Hugo Solano C.. 28 enero
Según el Ministerio de Justicia, la decisión de los jueces de otorgar cada vez más beneficios de descontar pena en libertad con dispositivos electrónicos ha minado el presupuesto que tenían para ese rubro. Foto: José Díaz
Según el Ministerio de Justicia, la decisión de los jueces de otorgar cada vez más beneficios de descontar pena en libertad con dispositivos electrónicos ha minado el presupuesto que tenían para ese rubro. Foto: José Díaz

El Ministerio de Justicia insiste en la aprobación de un presupuesto extraordinario por ¢6.000 millones para hacerle frente a obligaciones que consideran “ineludibles” en la atención de privados de libertad, principalmente por el aumento de personas monitoreadas con tobillera electrónica.

Del total solicitado, ¢4.000 millones será para atender a la creciente población de privados de libertad a quienes los jueces brindan el beneficio de cumplir su pena fuera de la cárcel, pero con dispositivo electrónico.

El número de personas en esa condición pasó de 540 personas a principios del 2018, a 1.196 en la actualidad.

Según el viceministro de Gestión Estratégica, Fabián Solano, el sistema de monitoreo electrónico ha ganado credibilidad lo que ha " provocado un incremento en el uso de esta herramienta por parte de los jueces de la República”, aseguró en un comunicado.

Ese resultado se dio pese a que una gira realizada el año pasado por las autoridades a varias zonas del país se detectaron múltiples incumplimientos.

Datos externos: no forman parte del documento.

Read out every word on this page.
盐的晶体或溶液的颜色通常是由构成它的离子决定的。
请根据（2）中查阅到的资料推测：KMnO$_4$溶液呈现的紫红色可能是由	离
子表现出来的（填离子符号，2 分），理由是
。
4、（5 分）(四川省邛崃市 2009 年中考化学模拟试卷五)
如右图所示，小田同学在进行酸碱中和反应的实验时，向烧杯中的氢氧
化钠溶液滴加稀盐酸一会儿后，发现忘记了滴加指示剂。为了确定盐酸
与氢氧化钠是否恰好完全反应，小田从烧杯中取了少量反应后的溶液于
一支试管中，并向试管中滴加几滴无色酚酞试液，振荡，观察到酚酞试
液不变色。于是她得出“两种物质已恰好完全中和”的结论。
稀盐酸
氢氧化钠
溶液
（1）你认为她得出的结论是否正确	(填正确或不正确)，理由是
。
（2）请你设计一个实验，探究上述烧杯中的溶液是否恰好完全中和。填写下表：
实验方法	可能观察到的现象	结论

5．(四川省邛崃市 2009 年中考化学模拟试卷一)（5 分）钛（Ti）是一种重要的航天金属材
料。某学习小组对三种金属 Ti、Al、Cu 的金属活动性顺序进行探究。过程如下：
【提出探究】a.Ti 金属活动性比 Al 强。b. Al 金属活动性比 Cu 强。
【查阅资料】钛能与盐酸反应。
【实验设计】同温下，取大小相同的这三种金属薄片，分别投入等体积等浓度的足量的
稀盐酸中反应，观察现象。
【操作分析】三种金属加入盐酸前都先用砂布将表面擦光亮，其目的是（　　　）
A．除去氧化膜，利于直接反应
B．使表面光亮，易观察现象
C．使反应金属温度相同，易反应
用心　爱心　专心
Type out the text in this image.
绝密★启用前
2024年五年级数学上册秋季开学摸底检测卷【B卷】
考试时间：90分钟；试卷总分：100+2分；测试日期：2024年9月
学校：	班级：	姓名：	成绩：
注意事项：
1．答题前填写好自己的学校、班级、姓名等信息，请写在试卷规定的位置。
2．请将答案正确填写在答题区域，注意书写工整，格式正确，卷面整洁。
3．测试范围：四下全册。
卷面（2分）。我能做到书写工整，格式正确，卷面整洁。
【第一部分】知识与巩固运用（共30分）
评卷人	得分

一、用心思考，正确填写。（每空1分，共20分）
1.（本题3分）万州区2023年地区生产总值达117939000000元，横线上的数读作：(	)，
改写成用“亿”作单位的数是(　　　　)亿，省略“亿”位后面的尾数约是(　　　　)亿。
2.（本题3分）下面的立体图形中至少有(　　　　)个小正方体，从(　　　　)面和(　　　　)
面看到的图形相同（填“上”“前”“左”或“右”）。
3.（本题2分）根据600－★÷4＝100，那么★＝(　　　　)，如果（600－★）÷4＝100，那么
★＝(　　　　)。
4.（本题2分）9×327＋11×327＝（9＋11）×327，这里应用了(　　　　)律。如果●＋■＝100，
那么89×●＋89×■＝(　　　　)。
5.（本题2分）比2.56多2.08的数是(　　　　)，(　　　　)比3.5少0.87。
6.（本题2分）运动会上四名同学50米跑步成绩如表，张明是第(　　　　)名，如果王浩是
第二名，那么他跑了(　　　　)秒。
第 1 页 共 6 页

“Muy probablemente la partida que atiende monitoreo electrónico en 2019 vaya a quedarse corta porque la curva de crecimiento viene siendo ascendente. Esto no era tan marcado en mayo y en junio cuando formulamos el presupuesto.

"Por ende, cuando lo entregamos, no teníamos la proyección tan clara que estamos teniendo ahora”, expresó Solano en su comparecencia en la Comisión de Asuntos Hacendarios, en octubre.

En la elaboración del presupuesto 2019, el Ministerio de Justicia aplicó un recorte inicial por ¢5.766 millones. No obstante, la reducción aprobada finalmente fue de ¢9.478 millones con respecto a 2018, es decir, les rebajaron ¢3.702 millones más de lo que ellos propusieron.

Según las autoridades, la situación los deja en “números rojos”.

La solicitud que ahora hace Justicia por ¢6.000 millones también tiene como objetivo acatar órdenes del Ministerio de Salud ante el hacinamiento penitenciario.

“Hay 120 órdenes sanitarias que debemos acatar, así como resoluciones judiciales y del Mecanismo Nacional de Prevención de la Tortura”, especificó el viceministro Fabián Solano.

Se requieren ¢1.746 millones para la construcción de infraestructura y atender órdenes sanitarias de jueces, los restantes ¢254 millones serían para la atención de proyectos agroindustriales, en particular Construyendo Oportunidades, anunciado en diciembre por la ministra de Justicia, Marcia González.

Esta iniciativa busca crear y fortalecer los proyectos productivos del Ministerio de Justicia, por medio de los cuales se les brinda a las personas privadas de libertad posibilidades laborales y de capacitación, fundamental para lograr el éxito en su reinserción social.

Al plantear la solicitud de presupuesto extraordinario, el Ministerio de Hacienda determinó que debían utilizarse recursos ya presupuestados por la institución, en aras de no generar nuevas erogaciones.

Seguridad social de reos

Justicia identificó que la única partida con margen de utilización es la de Transferencias Corrientes a Instituciones Descentralizadas no Empresariales, que se refiere a la partida que atiende el pago de la seguridad social de las personas privadas de libertad.

Esta obligación era asumida antes de 2019 por el Ministerio de Salud, razón por la cual el presupuesto de Justicia para este año incluyó una partida para su atención.

A raíz del cambio, el Ministerio de Justicia y la Caja Costarricense de Seguro Social (CCSS) realizan un análisis técnico con el fin de renovar el convenio vigente desde 1993 para mejorarlo y definir los montos que la institución debe cancelar a la seguridad social y que un remanente en la partida se use para atender las otras necesidades.